June was been an incredible memory-maker for me.
My favorite pastimes are spending time with my two granddaughters, adventure travel, wildlife and nature. June had all these rolled into one.
Visiting the Galapagos Islands has always been on my bucket list. In early June, seventh-grader Chloe and I embarked on a 10-day National Geographic Photographic and Natural History Expedition to the incredible archipelago of the Galapagos Islands.
These islands have been formed over millions of years by a phenomena called uplifting in which the islands gradually rise from the sea.
The Galapagos National Park is one of the best-managed and most strictly protected national parks in the world.
Each day we visited several islands, each of which has a very different ecosystem. We rode Zodiacs to shore and disembarked either on sandy beaches (wet landings) or jumped onto large lava rocks (dry landings).
It didn’t take long for me to come to the conclusion that my goal for the trip was to come home in one piece. I accomplished this with only a few bruises and all bones intact. Chloe hopped over lava rocks and boulders like a pro.
Our first stop was Santa Cruz Island, which is home to marine iguanas which are found only in the Galapagos. These incredible animals look like prehistoric creatures and were in abundance everywhere we went. We saw East Pacific green sea turtles and their nesting sites. What an incredible start to an amazing adventure.

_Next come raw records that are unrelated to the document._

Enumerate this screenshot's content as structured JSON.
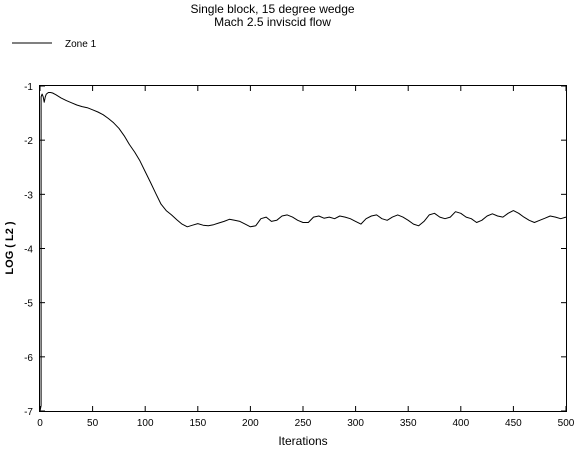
{
  "chart_data": {
    "type": "line",
    "title": "Single block, 15 degree wedge",
    "subtitle": "Mach 2.5 inviscid flow",
    "xlabel": "Iterations",
    "ylabel": "LOG ( L2 )",
    "xlim": [
      0,
      500
    ],
    "ylim": [
      -7,
      -1
    ],
    "xticks": [
      "0",
      "50",
      "100",
      "150",
      "200",
      "250",
      "300",
      "350",
      "400",
      "450",
      "500"
    ],
    "yticks": [
      "-1",
      "-2",
      "-3",
      "-4",
      "-5",
      "-6",
      "-7"
    ],
    "grid": false,
    "legend_position": "top-left",
    "series": [
      {
        "name": "Zone 1",
        "color": "#000000",
        "points": [
          [
            0,
            -7.0
          ],
          [
            1,
            -6.9
          ],
          [
            1,
            -1.2
          ],
          [
            2,
            -1.15
          ],
          [
            3,
            -1.2
          ],
          [
            4,
            -1.3
          ],
          [
            5,
            -1.2
          ],
          [
            6,
            -1.15
          ],
          [
            8,
            -1.12
          ],
          [
            10,
            -1.12
          ],
          [
            12,
            -1.13
          ],
          [
            15,
            -1.16
          ],
          [
            20,
            -1.22
          ],
          [
            25,
            -1.27
          ],
          [
            30,
            -1.31
          ],
          [
            35,
            -1.35
          ],
          [
            40,
            -1.38
          ],
          [
            45,
            -1.4
          ],
          [
            50,
            -1.44
          ],
          [
            55,
            -1.48
          ],
          [
            60,
            -1.53
          ],
          [
            65,
            -1.6
          ],
          [
            70,
            -1.68
          ],
          [
            75,
            -1.78
          ],
          [
            80,
            -1.92
          ],
          [
            85,
            -2.08
          ],
          [
            90,
            -2.22
          ],
          [
            95,
            -2.38
          ],
          [
            100,
            -2.58
          ],
          [
            105,
            -2.78
          ],
          [
            110,
            -2.98
          ],
          [
            115,
            -3.18
          ],
          [
            120,
            -3.3
          ],
          [
            125,
            -3.38
          ],
          [
            130,
            -3.47
          ],
          [
            135,
            -3.55
          ],
          [
            140,
            -3.6
          ],
          [
            145,
            -3.57
          ],
          [
            150,
            -3.54
          ],
          [
            155,
            -3.57
          ],
          [
            160,
            -3.58
          ],
          [
            165,
            -3.56
          ],
          [
            170,
            -3.53
          ],
          [
            175,
            -3.5
          ],
          [
            180,
            -3.46
          ],
          [
            185,
            -3.48
          ],
          [
            190,
            -3.5
          ],
          [
            195,
            -3.55
          ],
          [
            200,
            -3.6
          ],
          [
            205,
            -3.58
          ],
          [
            210,
            -3.45
          ],
          [
            215,
            -3.42
          ],
          [
            220,
            -3.5
          ],
          [
            225,
            -3.48
          ],
          [
            230,
            -3.4
          ],
          [
            235,
            -3.38
          ],
          [
            240,
            -3.42
          ],
          [
            245,
            -3.48
          ],
          [
            250,
            -3.52
          ],
          [
            255,
            -3.52
          ],
          [
            260,
            -3.42
          ],
          [
            265,
            -3.4
          ],
          [
            270,
            -3.44
          ],
          [
            275,
            -3.42
          ],
          [
            280,
            -3.45
          ],
          [
            285,
            -3.4
          ],
          [
            290,
            -3.42
          ],
          [
            295,
            -3.45
          ],
          [
            300,
            -3.5
          ],
          [
            305,
            -3.55
          ],
          [
            310,
            -3.45
          ],
          [
            315,
            -3.4
          ],
          [
            320,
            -3.38
          ],
          [
            325,
            -3.45
          ],
          [
            330,
            -3.48
          ],
          [
            335,
            -3.42
          ],
          [
            340,
            -3.38
          ],
          [
            345,
            -3.42
          ],
          [
            350,
            -3.48
          ],
          [
            355,
            -3.55
          ],
          [
            360,
            -3.58
          ],
          [
            365,
            -3.5
          ],
          [
            370,
            -3.38
          ],
          [
            375,
            -3.35
          ],
          [
            380,
            -3.42
          ],
          [
            385,
            -3.45
          ],
          [
            390,
            -3.42
          ],
          [
            395,
            -3.32
          ],
          [
            400,
            -3.35
          ],
          [
            405,
            -3.42
          ],
          [
            410,
            -3.45
          ],
          [
            415,
            -3.52
          ],
          [
            420,
            -3.48
          ],
          [
            425,
            -3.4
          ],
          [
            430,
            -3.36
          ],
          [
            435,
            -3.4
          ],
          [
            440,
            -3.42
          ],
          [
            445,
            -3.35
          ],
          [
            450,
            -3.3
          ],
          [
            455,
            -3.35
          ],
          [
            460,
            -3.42
          ],
          [
            465,
            -3.48
          ],
          [
            470,
            -3.52
          ],
          [
            475,
            -3.48
          ],
          [
            480,
            -3.44
          ],
          [
            485,
            -3.4
          ],
          [
            490,
            -3.42
          ],
          [
            495,
            -3.45
          ],
          [
            500,
            -3.42
          ]
        ]
      }
    ]
  }
}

Watching Chloe as she absorbed everything we saw and did was something I will always treasure. She took copious notes on all our walks and hikes. Her journal could be a term paper it was so detailed. Her work resulted in the on-board naturalists naming her a junior naturalist and giving her a cap with that designation on it.
One of the highlights was our snorkeling adventures. Both of us are experienced snorkelers and took full advantage of the opportunity to snorkel with sea turtles, Galapagos penguins, flightless cormorants, sea lions and fur seals (really sea lions), and, yes, sharks.
We had four professional photographers on board to give us instruction on photographing wildlife. All of them have done work for acclaimed publications. They worked with Chloe on how to best photograph wildlife with her point-and-shoot camera. She has some incredible photographs as a result and has a real eye for photo composition.
During our full-week adventure, we saw how each volcanic island, some young and still actively growing, others succumbing to the forces of erosion, has its own unique character. The wildlife and flora reflect these differences, and each landing had its own special flavor.
Two islands have a small community and airstrip, but otherwise there is no human habitation on the islands.
Each group, with no more than five to 10 people, had a certified naturalist and one of the photographers. We never saw another tourist ship or other tourists at any of our stops.
The highest point in the archipelago is the Wolf Volcano on the island of Isabela, by far the largest of the islands. In late May, this volcano had a massive eruption, and the caldron is still highly active. Seeing the brilliant red of the active volcano against the night sky with the Milky Way visible was an awesome sight and certainly one of the highlights of the expedition for both of us.
On the western coast of Isabela, we visited a marine reef that was uplifted almost instantaneously in 1954 by as much as 15 feet. This left marine creatures high and dry, and evidence of this can still be found.
We hiked through mangroves, stony terrains, mature forests and snorkeled in a cove that was a one-time pirate haunt. We saw huge giant Galapagos tortoises that were more than 100 years old and were hatched when no living person on Earth now was even born yet.
These are all memories of a lifetime, and I have to pinch myself to make sure it all really happened.
Shortly after arriving home, the memory-makers continued. Eight-year-old granddaughter Lucy invited me to go to church camp with her for three days. This was a beautiful camp set in Brown County.
(Thankfully, the seven grandmothers had comfortable accommodations.)
The 15 campers were from ages 5 to 8 years old, Lucy being the oldest.
Rain and mud describe the first day and a half. Campers were not fazed. Lucy went for the polar-bear plunge each morning at 7. I didn’t. By the end of the second day, Lucy had a mixture of papier mâché and mud in her hair and on her clothes. It didn’t bother her one bit.
The next day dawned with no rain. We canoed in the morning. Lucy rowed from the front and me from the rear. After going in circles for the first 15 minutes, I got the hang of it. Lucy already knew what to do.
We hiked through the forest to the outdoor chapel in the woods. There were gullies to go up and down, mud holes to traverse but beautiful scenery. Once we got there, it was a meaningful place to worship.
It was inspiring to watch Lucy consoling a homesick young girl and helping the younger ones with their activities. She was a leader and loved every minute of it — mud and all.
Nothing is better than making these memories with my granddaughters (and surviving in one piece). I cherish the opportunity to watch them mature and have these remarkable experiences, which I hope are memories they will cherish and help mold their lives.
Beverly Gard served 24 years in the Indiana Senate before retiring in 2012. She is a Hancock County resident.